Regarding his claim against Target, appellant argues that the evidence excluded by the district court was sufficient to demonstrate that the bicycle was in a defective condition when it was sold. Appellant points to the testimony of Green, who asserted that the bicycle was designed with the fender of the bicycle too low to allow sufficient clearance for the wheel; thus, the product was in a defective condition unreasonably dangerous for its intended use, and sellers may be held strictly liable if they “sell products that are in a defective condition and harm a user, even if the seller was not negligent.” Marcon v. Kmart Corp., 573 N.W.2d 728, 730 (Minn. App. 1998), review denied (Minn. Apr. 14, 1998). Appellant further argues that Green’s expert testimony that the accident was caused by the fender ramming into the tire and flipping appellant off of the bicycle was sufficient to establish causation. Thus, appellant contends that there are genuine issues of material fact regarding whether the bicycle was sold in a defective condition unreasonably dangerous for its intended use.

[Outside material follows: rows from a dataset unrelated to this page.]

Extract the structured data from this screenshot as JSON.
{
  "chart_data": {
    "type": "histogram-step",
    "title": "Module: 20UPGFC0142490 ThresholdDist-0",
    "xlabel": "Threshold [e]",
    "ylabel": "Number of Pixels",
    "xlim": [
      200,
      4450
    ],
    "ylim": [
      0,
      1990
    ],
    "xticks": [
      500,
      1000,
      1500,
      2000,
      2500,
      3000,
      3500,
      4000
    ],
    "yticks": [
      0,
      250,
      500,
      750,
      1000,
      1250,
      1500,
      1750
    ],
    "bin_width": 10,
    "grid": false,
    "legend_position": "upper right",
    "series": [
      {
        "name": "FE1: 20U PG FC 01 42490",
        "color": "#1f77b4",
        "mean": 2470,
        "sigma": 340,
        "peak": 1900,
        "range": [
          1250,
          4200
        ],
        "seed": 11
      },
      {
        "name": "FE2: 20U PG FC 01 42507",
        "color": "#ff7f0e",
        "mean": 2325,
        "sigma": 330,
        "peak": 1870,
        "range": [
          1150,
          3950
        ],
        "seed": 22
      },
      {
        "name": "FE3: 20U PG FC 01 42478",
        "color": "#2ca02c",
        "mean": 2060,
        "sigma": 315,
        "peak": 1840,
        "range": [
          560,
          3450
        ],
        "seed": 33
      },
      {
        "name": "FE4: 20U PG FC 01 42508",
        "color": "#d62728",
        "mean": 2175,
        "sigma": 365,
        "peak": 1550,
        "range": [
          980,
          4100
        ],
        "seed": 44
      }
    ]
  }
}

Target counters by arguing that there was no provable defect in the bicycle appellant crashed when it left the store. Moreover, Target argues that it should not be held liable because DeGrado attaching a motor was an unforeseeable, abnormal use of the product. But Target seems to ignore Green’s testimony, which can be reasonably seen as creating a genuine issue of material fact for trial when granting all beneficial inferences to appellant under Minn. R. Civ. P. 56.03. Because genuine issues of material fact exist as to whether the bicycle appellant crashed was in a defective condition when sold by Target, granting summary judgment on appellant’s strict-liability claim against Target was inappropriate.
IMPACT, on the other hand, argues that it cannot be held liable because it is not a seller or manufacturer, but rather a service provider. This argument has merit. Traditionally, strict-liability claims are enforceable only against manufacturers, suppliers, and sellers of products. See Gray v. Badger Mining Corp., 676 N.W.2d 268, 274 (Minn. 2004); Marcon, 573 N.W.2d at 730 (Minn. App. 1998). Because IMPACT falls outside of the traditional strict-liability scope, the district court’s grant of summary judgment on appellant’s strict-liability claim was appropriate.
While we conclude that the district court abused its discretion by issuing spoliation sanctions against appellant, we also conclude that the district court did not err by granting summary judgment in favor of IMPACT on appellant’s negligence and strict-liability claims. But because we conclude that genuine issues of material fact exist regarding appellant’s strict-liability claim against Target, we reverse and remand this claim for further proceedings absent the previous spoliation sanction.
Affirmed in part, reversed in part, and remanded.